Jiatao Zhong, supervised by Dr. Xiaoping Shi, will defend their thesis titled “Energy-Based Segmentation Methods for Images with Non-Gaussian Noise” in partial fulfillment of the requirements for the degree of Master of Science in Mathematics.
An abstract for Jiatao Zhong’s thesis is included below.
Defences are open to all members of the campus community as well as the general public.
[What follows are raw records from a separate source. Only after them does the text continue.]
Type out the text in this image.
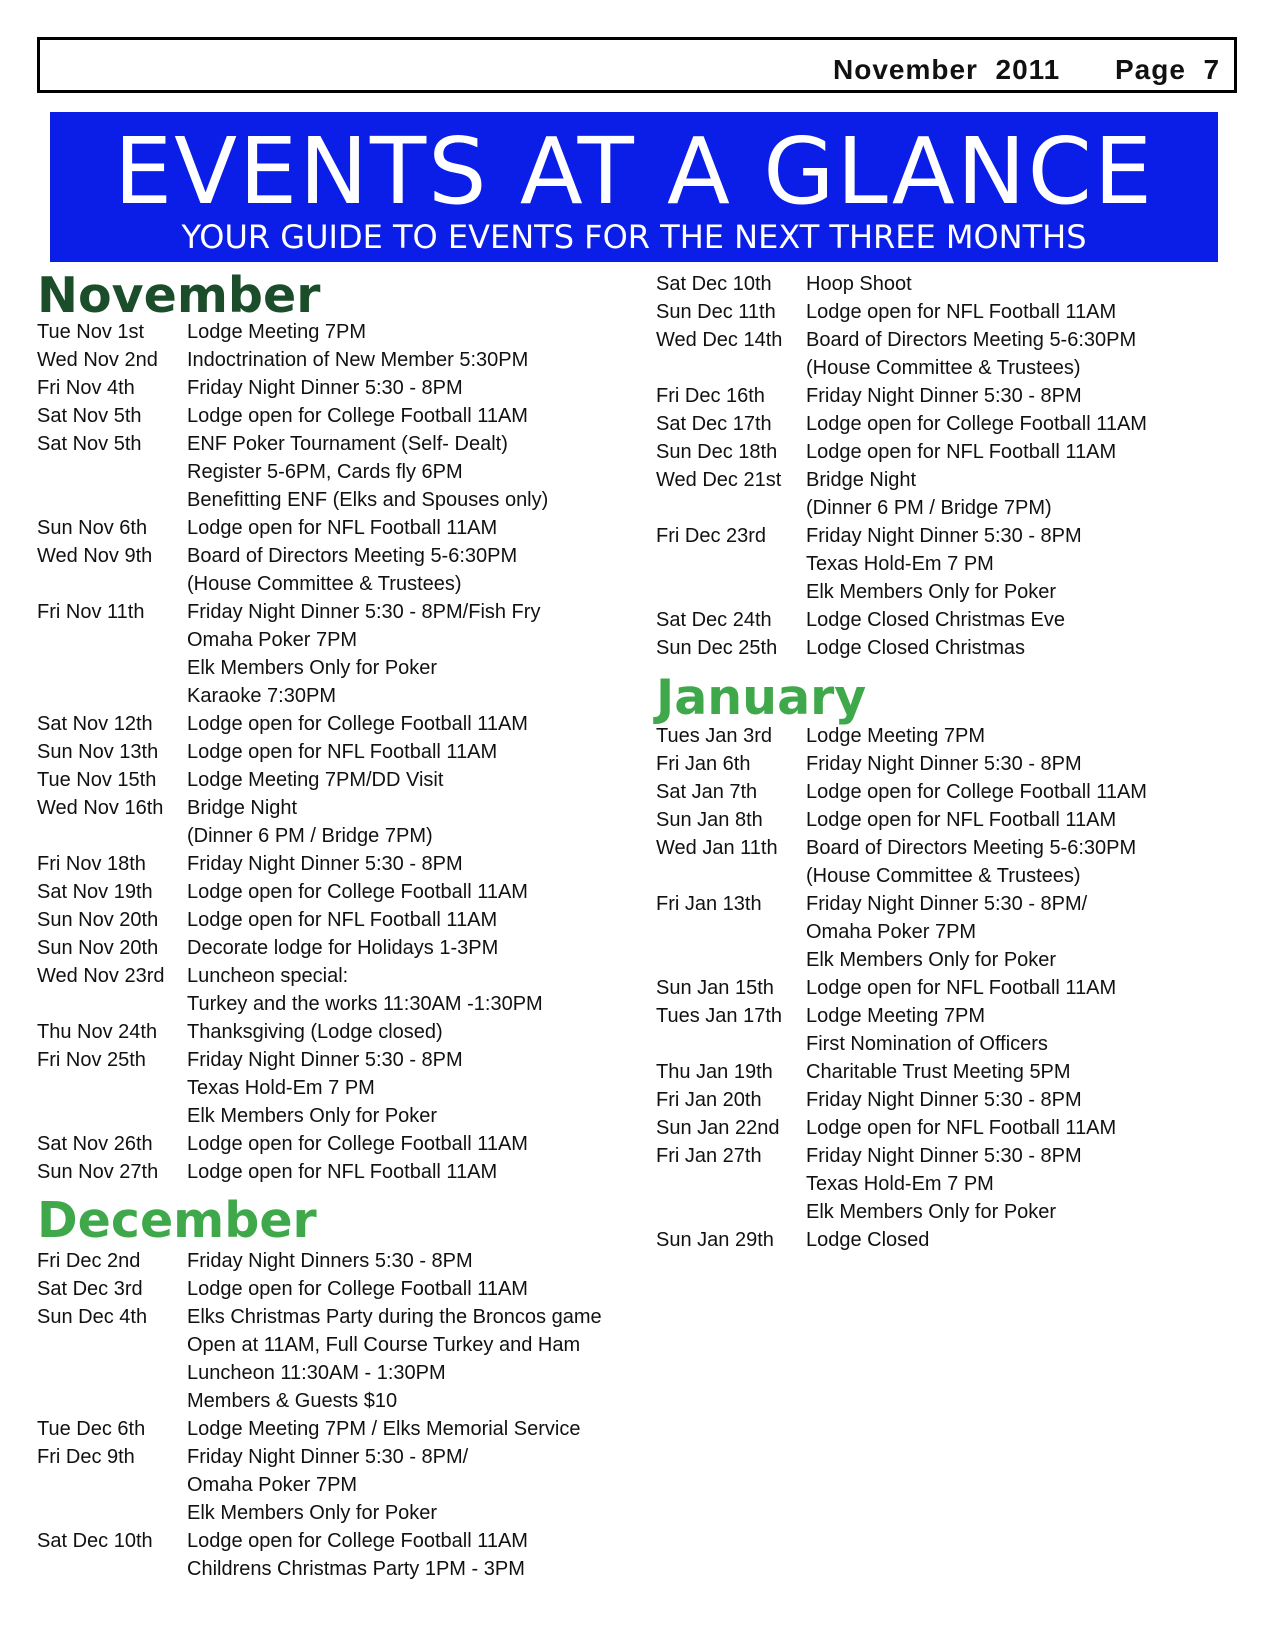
November  2011 Page  7
EVENTS AT A GLANCE
YOUR GUIDE TO EVENTS FOR THE NEXT THREE MONTHS
November
Tue Nov 1st	Lodge Meeting 7PM
Wed Nov 2nd	Indoctrination of New Member 5:30PM
Fri Nov 4th	Friday Night Dinner 5:30 - 8PM
Sat Nov 5th	Lodge open for College Football 11AM
Sat Nov 5th	ENF Poker Tournament (Self- Dealt)
Register 5-6PM, Cards fly 6PM
Benefitting ENF (Elks and Spouses only)
Sun Nov 6th	Lodge open for NFL Football 11AM
Wed Nov 9th	Board of Directors Meeting 5-6:30PM
(House Committee & Trustees)
Fri Nov 11th	Friday Night Dinner 5:30 - 8PM/Fish Fry
Omaha Poker 7PM
Elk Members Only for Poker
Karaoke 7:30PM
Sat Nov 12th	Lodge open for College Football 11AM
Sun Nov 13th	Lodge open for NFL Football 11AM
Tue Nov 15th	Lodge Meeting 7PM/DD Visit
Wed Nov 16th	Bridge Night
(Dinner 6 PM / Bridge 7PM)
Fri Nov 18th	Friday Night Dinner 5:30 - 8PM
Sat Nov 19th	Lodge open for College Football 11AM
Sun Nov 20th	Lodge open for NFL Football 11AM
Sun Nov 20th	Decorate lodge for Holidays 1-3PM
Wed Nov 23rd	Luncheon special:
Turkey and the works 11:30AM -1:30PM
Thu Nov 24th	Thanksgiving (Lodge closed)
Fri Nov 25th	Friday Night Dinner 5:30 - 8PM
Texas Hold-Em 7 PM
Elk Members Only for Poker
Sat Nov 26th	Lodge open for College Football 11AM
Sun Nov 27th	Lodge open for NFL Football 11AM
December
Fri Dec 2nd	Friday Night Dinners 5:30 - 8PM
Sat Dec 3rd	Lodge open for College Football 11AM
Sun Dec 4th	Elks Christmas Party during the Broncos game
Open at 11AM, Full Course Turkey and Ham
Luncheon 11:30AM - 1:30PM
Members & Guests $10
Tue Dec 6th	Lodge Meeting 7PM / Elks Memorial Service
Fri Dec 9th	Friday Night Dinner 5:30 - 8PM/
Omaha Poker 7PM
Elk Members Only for Poker
Sat Dec 10th	Lodge open for College Football 11AM
Childrens Christmas Party 1PM - 3PM
Sat Dec 10th	Hoop Shoot
Sun Dec 11th	Lodge open for NFL Football 11AM
Wed Dec 14th	Board of Directors Meeting 5-6:30PM
(House Committee & Trustees)
Fri Dec 16th	Friday Night Dinner 5:30 - 8PM
Sat Dec 17th	Lodge open for College Football 11AM
Sun Dec 18th	Lodge open for NFL Football 11AM
Wed Dec 21st	Bridge Night
(Dinner 6 PM / Bridge 7PM)
Fri Dec 23rd	Friday Night Dinner 5:30 - 8PM
Texas Hold-Em 7 PM
Elk Members Only for Poker
Sat Dec 24th	Lodge Closed Christmas Eve
Sun Dec 25th	Lodge Closed Christmas
January
Tues Jan 3rd	Lodge Meeting 7PM
Fri Jan 6th	Friday Night Dinner 5:30 - 8PM
Sat Jan 7th	Lodge open for College Football 11AM
Sun Jan 8th	Lodge open for NFL Football 11AM
Wed Jan 11th	Board of Directors Meeting 5-6:30PM
(House Committee & Trustees)
Fri Jan 13th	Friday Night Dinner 5:30 - 8PM/
Omaha Poker 7PM
Elk Members Only for Poker
Sun Jan 15th	Lodge open for NFL Football 11AM
Tues Jan 17th	Lodge Meeting 7PM
First Nomination of Officers
Thu Jan 19th	Charitable Trust Meeting 5PM
Fri Jan 20th	Friday Night Dinner 5:30 - 8PM
Sun Jan 22nd	Lodge open for NFL Football 11AM
Fri Jan 27th	Friday Night Dinner 5:30 - 8PM
Texas Hold-Em 7 PM
Elk Members Only for Poker
Sun Jan 29th	Lodge Closed
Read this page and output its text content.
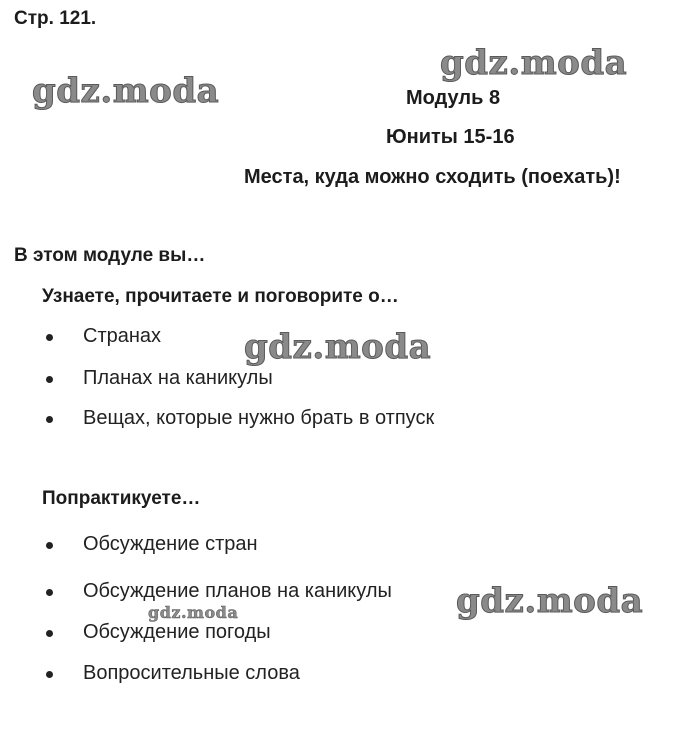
gdz.moda
gdz.moda
gdz.moda
gdz.moda
gdz.moda
Стр. 121.
Модуль 8
Юниты 15-16
Места, куда можно сходить (поехать)!
В этом модуле вы…
Узнаете, прочитаете и поговорите о…
Странах
Планах на каникулы
Вещах, которые нужно брать в отпуск
Попрактикуете…
Обсуждение стран
Обсуждение планов на каникулы
Обсуждение погоды
Вопросительные слова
Registration is not required for in-person defences.
Abstract
This paper proposes an energy-based segmentation method facilitated by the change point detection. We apply the Kullback-Leibler (KL) divergence to demonstrate the feasibility of our method for non-Gaussian noisy images. Notably, the algorithm automatically determines whether the model is solvable using a Gaussian approach and, if not, effortlessly switches to a non-Gaussian alternative. It can also automatically determine the optimal number of classifications. Furthermore, its iterative nature enables the detection and segmentation of small regions that other methods often fail to capture. Compared to the traditional maximum between-class variance technique and recent statistical approaches, this method provides improved thresholding accuracy for bimodal grayscale images. Moreover, in the context of multiple threshold identification, the proposed method outperforms Subtractive Clustering K-Means with Filtering, Sparse Graph Spectral Clustering, Gaussian mixture on Markov random field, and Adaptive Thresholding in segmenting multimodal grayscale images.